Paris-based AI art group Obvious Art three portraits developed by training GAN algorithms on 15,000 paintings from the 14th to 19th centuries. Saudi artist Lulwah Al Homoud conceptualized an AI art piece centered around the core thematic element of the Arabic alphabet. Being and Existence addresses the relationship between language and emotion by using an AI algorithm to develop an abstract variation of Arabic.
Drawing inspiration from disparate aspects of European art and architecture, Italy’s Davide Quayola and Turkey’s Refik Anadol brought imaginative GAN algorithm-based installations. Quayola’s work sought to represent the AI “view” of French impressionist paintings, while Anadol’s Machine hallucinations was created by training an advanced GAN algorithm on over 100,000 photographs of Gothic and modern architecture.
Also represented was the People’s Republic of China’s Sun Xun, who trained an AI to create an animated film called Time Spy by exposing it to images of 10,000 hand-carved wood-cut images. This drew on both the artist’s affinity for the woodcutting traditions native to the People’s Republic of China itself, as well as the European woodcutting traditions established by the German Renaissance artist Albrecht Dürer.

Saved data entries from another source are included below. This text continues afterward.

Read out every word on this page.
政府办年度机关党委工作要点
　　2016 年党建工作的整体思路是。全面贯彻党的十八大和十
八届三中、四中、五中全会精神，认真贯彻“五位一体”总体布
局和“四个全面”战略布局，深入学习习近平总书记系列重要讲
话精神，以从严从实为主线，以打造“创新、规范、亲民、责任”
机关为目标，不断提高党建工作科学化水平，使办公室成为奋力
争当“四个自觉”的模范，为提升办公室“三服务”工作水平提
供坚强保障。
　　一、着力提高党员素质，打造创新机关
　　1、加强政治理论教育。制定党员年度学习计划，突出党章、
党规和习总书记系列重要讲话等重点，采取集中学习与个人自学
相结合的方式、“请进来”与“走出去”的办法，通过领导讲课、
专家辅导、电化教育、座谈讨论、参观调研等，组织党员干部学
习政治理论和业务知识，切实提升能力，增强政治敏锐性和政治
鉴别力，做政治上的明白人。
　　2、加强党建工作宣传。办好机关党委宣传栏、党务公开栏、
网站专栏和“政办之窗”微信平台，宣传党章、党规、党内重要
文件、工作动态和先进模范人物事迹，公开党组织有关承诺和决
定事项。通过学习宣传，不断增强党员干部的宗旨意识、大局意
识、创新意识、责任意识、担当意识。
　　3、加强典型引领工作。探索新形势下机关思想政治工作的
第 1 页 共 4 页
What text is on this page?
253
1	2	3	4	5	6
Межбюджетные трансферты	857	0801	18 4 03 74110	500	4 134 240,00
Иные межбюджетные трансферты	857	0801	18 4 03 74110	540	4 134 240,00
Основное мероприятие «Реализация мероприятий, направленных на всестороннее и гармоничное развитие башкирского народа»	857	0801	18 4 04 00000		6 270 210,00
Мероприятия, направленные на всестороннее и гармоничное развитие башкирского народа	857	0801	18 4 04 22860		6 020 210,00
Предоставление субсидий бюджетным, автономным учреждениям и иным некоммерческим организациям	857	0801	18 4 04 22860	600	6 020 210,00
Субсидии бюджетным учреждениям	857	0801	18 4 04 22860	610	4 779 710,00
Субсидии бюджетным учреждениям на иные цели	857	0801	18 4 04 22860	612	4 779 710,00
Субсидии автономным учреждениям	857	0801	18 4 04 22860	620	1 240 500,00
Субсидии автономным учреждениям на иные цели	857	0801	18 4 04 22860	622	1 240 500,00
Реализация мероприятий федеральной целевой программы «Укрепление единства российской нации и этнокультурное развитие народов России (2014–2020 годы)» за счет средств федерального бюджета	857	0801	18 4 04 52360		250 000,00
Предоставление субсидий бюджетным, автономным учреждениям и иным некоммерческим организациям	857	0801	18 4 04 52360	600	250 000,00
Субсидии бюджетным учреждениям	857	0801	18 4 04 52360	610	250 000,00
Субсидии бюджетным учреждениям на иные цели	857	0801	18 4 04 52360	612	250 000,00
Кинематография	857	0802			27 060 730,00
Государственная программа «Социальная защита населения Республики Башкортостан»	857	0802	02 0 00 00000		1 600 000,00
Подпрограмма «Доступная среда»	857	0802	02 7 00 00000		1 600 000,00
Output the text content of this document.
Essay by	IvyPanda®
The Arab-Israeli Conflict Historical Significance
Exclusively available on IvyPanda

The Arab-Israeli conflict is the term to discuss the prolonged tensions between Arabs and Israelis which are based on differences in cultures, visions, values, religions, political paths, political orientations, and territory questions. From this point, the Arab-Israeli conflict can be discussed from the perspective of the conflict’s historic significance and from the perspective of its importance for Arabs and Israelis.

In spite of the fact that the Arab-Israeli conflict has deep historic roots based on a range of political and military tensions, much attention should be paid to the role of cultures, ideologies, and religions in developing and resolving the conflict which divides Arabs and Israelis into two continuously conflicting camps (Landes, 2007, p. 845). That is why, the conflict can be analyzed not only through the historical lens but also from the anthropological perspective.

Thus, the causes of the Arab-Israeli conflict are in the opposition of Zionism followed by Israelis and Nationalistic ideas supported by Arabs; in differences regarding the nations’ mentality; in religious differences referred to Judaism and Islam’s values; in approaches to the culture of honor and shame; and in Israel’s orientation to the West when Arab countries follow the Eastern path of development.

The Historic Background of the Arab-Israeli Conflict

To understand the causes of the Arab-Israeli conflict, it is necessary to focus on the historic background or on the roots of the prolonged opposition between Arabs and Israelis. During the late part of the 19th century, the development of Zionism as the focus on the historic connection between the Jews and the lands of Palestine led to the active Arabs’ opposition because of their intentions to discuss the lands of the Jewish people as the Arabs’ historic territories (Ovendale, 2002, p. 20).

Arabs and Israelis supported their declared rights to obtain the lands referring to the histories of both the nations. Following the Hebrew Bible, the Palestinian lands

Opening new horizons for AI
GAN algorithms are a powerful indication of AI research going well beyond traditional scientific and economic boundaries, enabling major advancements in human-like behaviors and characteristics.
The fact that AI-enabled art can be showcased and appreciated proves that AI can be much more than just a productivity-enhancing tool; it can contribute to facilitating human expression and communication across cultural and linguistic boundaries.
More broadly, the very existence of such an endeavor suggests that the general public may be warming to the idea of AI being more present in different facets of their lives.
Indeed, a major barrier to wider adoption of AI in mainstream applications has been users’ reluctance to integrate something they perceive as “impenetrable” into their day-to-day activities. In this context, it may very well be that the more situationally aware and emotionally reactive AI becomes, the easier it will be for people to accept and trust the wide range of AI-enabled systems currently in the making.